Sitting down for a virtual Q&A with members of the Nashville media, Ell revealed that halfway through the writing process for the record, she realized it was following the order of the seven stages of grief – shock, denial, anger, bargaining, depression, testing and acceptance – citing the idea for heart theory to be a concept record as a “happy accident.”
“I feel like sometimes we need to go through things to truly find out who we are,” she shares. “This isn’t about packing the messy emotions into neat little packages and putting them on the shelf – that’s not what life is. It’s about getting into the messiness and living and breathing in it to fully find that deeper layer of who you are.”

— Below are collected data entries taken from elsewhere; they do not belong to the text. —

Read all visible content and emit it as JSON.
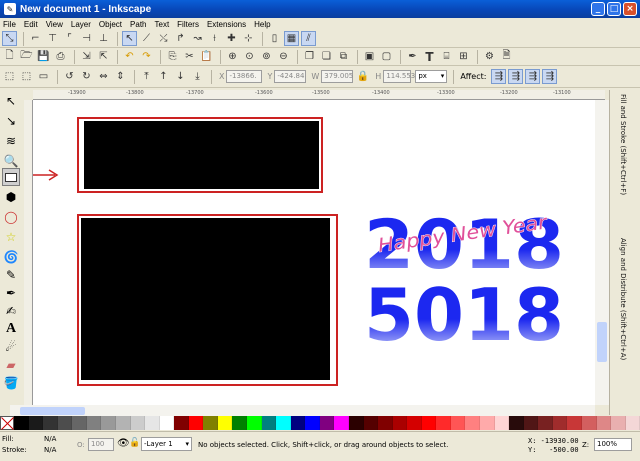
{
  "window": {
    "title": "New document 1 - Inkscape",
    "app_icon": "inkscape-icon"
  },
  "menu": [
    "File",
    "Edit",
    "View",
    "Layer",
    "Object",
    "Path",
    "Text",
    "Filters",
    "Extensions",
    "Help"
  ],
  "select_toolbar": {
    "x_label": "X",
    "x_value": "-13866.",
    "y_label": "Y",
    "y_value": "-424.84",
    "w_label": "W",
    "w_value": "379.005",
    "h_label": "H",
    "h_value": "114.553",
    "unit": "px",
    "affect_label": "Affect:"
  },
  "ruler": {
    "top_ticks": [
      "-13900",
      "-13800",
      "-13700",
      "-13600",
      "-13500",
      "-13400",
      "-13300",
      "-13200",
      "-13100"
    ]
  },
  "canvas": {
    "year_top": "2018",
    "year_bottom": "5018",
    "greeting": "Happy New Year",
    "colors": {
      "year": "#1c28f0",
      "greeting": "#e0509a",
      "highlight_box": "#cc2222",
      "arrow": "#cc2222"
    }
  },
  "dock": {
    "tab1": "Fill and Stroke (Shift+Ctrl+F)",
    "tab2": "Align and Distribute (Shift+Ctrl+A)"
  },
  "palette": [
    "#000000",
    "#1a1a1a",
    "#333333",
    "#4d4d4d",
    "#666666",
    "#808080",
    "#999999",
    "#b3b3b3",
    "#cccccc",
    "#e6e6e6",
    "#ffffff",
    "#800000",
    "#ff0000",
    "#808000",
    "#ffff00",
    "#008000",
    "#00ff00",
    "#008080",
    "#00ffff",
    "#000080",
    "#0000ff",
    "#800080",
    "#ff00ff",
    "#2b0000",
    "#550000",
    "#800000",
    "#aa0000",
    "#d40000",
    "#ff0000",
    "#ff2a2a",
    "#ff5555",
    "#ff8080",
    "#ffaaaa",
    "#ffd5d5",
    "#280b0b",
    "#501616",
    "#782121",
    "#a02c2c",
    "#c83737",
    "#d35f5f",
    "#de8787",
    "#e9afaf",
    "#f4d7d7"
  ],
  "status": {
    "fill_label": "Fill:",
    "fill_value": "N/A",
    "stroke_label": "Stroke:",
    "stroke_value": "N/A",
    "opacity_label": "O:",
    "opacity_value": "100",
    "layer": "-Layer 1",
    "message": "No objects selected. Click, Shift+click, or drag around objects to select.",
    "x_coord": "X: -13930.00",
    "y_coord": "Y:   -500.00",
    "zoom_label": "Z:",
    "zoom": "100%"
  }
}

Ell drew from a pool of Nashville’s top songwriters to take this personal deep dive, calling on Kane Brown, Tyler Hubbard of Florida Georgia Line and Brandy Clark as co-writers. Written by Ell, Brown, Lindsay Rimes and Matt McGinn, “wAnt me back” introduces the anger phase and finds the singer stepping into her power by telling an ex that she too would regret being in his position after letting her go. Ell admits that anger was the most challenging emotion to navigate, but is grateful for the strength and self-empowerment it provided her with. “When you can recognize it, anger allows you to own some of that pain in order to process it and then move past it and let it go,” she observes. “I’m proud of myself that I was able to feel angry and recognize that and then turn it into self-reflection and good.”
One of the most powerful songs on heart theory is “make you,” co-written by Ell and Clark. The striking song journeys through the pain Ell endured after she was raped at the age of 13 and the shock waves she felt in the aftermath. Though the song acknowledges feelings of shame and guilt and the walls she built in response to the trauma, Ell placed the song at the beginning of the acceptance stage as the lyrics express, “It’s amazing where a broken heart can take you/All the things that bend and stain and break you/That’s what’s gonna make you.” “I really want that song to be a beautiful moment where people can forgive people from their past, but mostly forgive themselves,” Ell encourages of “make you,” which was released on Global Forgiveness Day.
Through processing these in-depth stages, Ell was ready to step into acceptance, bringing the album to a close with “ReadY to love.” The upbeat song sees Ell in a state of happiness where she’s ready to let love in after a series of hardships that took her across a vast terrain of emotion, applying the lessons she learned in each step to then walk fearlessly in her truth.
“There’s such a beautiful side of all of the painful things we go through and they make us appreciate each other and the things in our own lives that sometimes we can take for granted. The last stage of grief is being able to reflect back on your life and accept everything that you are; be able to look in the mirror and be proud of all of those things that have made you into the stronger, beautiful human that you are,” she reflects, adding of the album’s purpose. “I really just want it to help people. I want it to have lasting arms to wrap around those that are looking for comfort [and] know that we are all the same and we’re all going through this together.”